私、今、コメディエンヌだ失恋を笑いに変える演技をしなきゃ

 中学時代は演劇部だったけれど、泣いたり怒ったりする演技は意外と簡単で、脚本に感情移入すればすぐできてしまうものなんだけれど、人を笑わせるという演技はなかなか難しく、何度も念入りに練習を重ねた想い出がある。
 中2の時に私たちが演じたのは、『ロミオとジュリエット』の現代版で、実は、ジュリエットはひっそりロミオの子供を産んで子孫を残していて、その何代も後に、また、キャピュレット家とモンタギュー家の子孫同士が恋におちるという設定なんだけど、キャピュレット家の娘は双子で、ふたりともモンタギュー家の息子に想いを寄せてしまったことから起こる悲劇を描いた、当時の部長によるオリジナル脚本だった。
 私が演じたのは、モンタギュー家の息子の父で、かなりのお調子者の役。これが、なかなか大変で、父の服を借りて男装をし、いちばん低い声で喋るくらいはなんとかなるんだけど、客席の笑いを取るのが私の役目で、息子役の先輩からからハリセンで思いっきり叩かれたりしたのが懐かしい。
 当時の私は、自分の容姿の悪さを今ほど気にしてはおらず、本気で、将来はジュリー・アンドリュースのようなミュージカル女優になりたいなんて思っていた。
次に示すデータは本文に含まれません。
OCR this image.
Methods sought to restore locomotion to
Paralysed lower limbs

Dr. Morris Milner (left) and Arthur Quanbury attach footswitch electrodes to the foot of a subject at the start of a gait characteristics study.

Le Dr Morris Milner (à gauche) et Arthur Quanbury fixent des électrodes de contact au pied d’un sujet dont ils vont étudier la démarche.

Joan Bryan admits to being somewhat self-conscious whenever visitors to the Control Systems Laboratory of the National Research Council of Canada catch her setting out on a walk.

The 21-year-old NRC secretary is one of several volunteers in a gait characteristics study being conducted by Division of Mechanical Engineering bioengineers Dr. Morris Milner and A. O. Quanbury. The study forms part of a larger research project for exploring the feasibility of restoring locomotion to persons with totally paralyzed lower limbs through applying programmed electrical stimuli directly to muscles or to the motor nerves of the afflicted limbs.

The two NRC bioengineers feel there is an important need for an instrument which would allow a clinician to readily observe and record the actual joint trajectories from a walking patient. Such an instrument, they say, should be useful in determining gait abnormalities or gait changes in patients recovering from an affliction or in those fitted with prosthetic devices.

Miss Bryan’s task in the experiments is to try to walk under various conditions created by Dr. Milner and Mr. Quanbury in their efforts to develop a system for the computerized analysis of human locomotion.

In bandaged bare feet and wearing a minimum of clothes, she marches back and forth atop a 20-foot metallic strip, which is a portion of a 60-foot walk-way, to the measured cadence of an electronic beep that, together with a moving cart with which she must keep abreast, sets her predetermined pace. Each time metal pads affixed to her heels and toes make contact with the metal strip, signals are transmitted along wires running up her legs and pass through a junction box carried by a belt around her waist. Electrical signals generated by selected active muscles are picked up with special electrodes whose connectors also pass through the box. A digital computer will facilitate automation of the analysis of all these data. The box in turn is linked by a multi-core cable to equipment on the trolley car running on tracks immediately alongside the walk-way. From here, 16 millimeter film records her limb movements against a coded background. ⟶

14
しかも、脚本も自分で書こうと思っていたのだから、恐ろしい。
 今はもう、女優にも脚本家にもなる実力は自分にはないことは自分がいちばんよくわかっているけれど、演劇や高校の時にやってた放送で学んだことは、接客の仕事でも、今のコールセンターの仕事でも、かなり活かされてるなとは思う。